The unrest was linked to an ongoing dispute between the local population and Pluspetrol over an oil exploration project in the area. Opponents to the project are concerned over the environmental impact of the project, and launched an indefinite strike action in Pichanaqui on 9 February. Protesters have also blocked sections of the main roads in the area.
Protests over oil and gas exploration and extraction operations are relatively common in rural areas of Peru, where the indigenous population can be hostile to such projects due to concerns of their environmental impact, unfair royalty schemes and a perceived lack of respect for ancestral domains. Pluspetrol is also facing significant opposition from indigenous tribes over its operations in the Loreto Region, with protesters disrupting oil production at 14 wells and blocking a section of the Tigre River since late January 2015.

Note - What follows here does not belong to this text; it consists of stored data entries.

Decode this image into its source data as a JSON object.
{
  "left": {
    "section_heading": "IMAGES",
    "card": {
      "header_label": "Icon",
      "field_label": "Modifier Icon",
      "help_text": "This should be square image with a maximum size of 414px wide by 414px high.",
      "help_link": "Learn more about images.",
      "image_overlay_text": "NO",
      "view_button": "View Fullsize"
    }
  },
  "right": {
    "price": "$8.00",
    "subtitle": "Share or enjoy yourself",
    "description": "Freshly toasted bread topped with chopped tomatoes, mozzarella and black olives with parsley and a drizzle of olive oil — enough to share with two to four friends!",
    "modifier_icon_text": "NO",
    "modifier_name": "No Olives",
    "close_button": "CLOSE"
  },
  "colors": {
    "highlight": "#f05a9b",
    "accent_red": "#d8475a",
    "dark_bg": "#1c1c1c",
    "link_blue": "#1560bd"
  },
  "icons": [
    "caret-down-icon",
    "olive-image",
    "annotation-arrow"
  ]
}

Tensions are running high and there are concerns that the death of a protester could radicalise opponents of Pluspetrol and prompt them to intensify their protests. Those in the Pichanaqui District should stay abreast of the latest related developments, and avoid the vicinity of the Pluspetrol’s airport and other installations to minimise the risk of exposure to potential localised unrest. There is also a possibility that indigenous groups in other parts of Peru will hold solidarity rallies in their respective communities.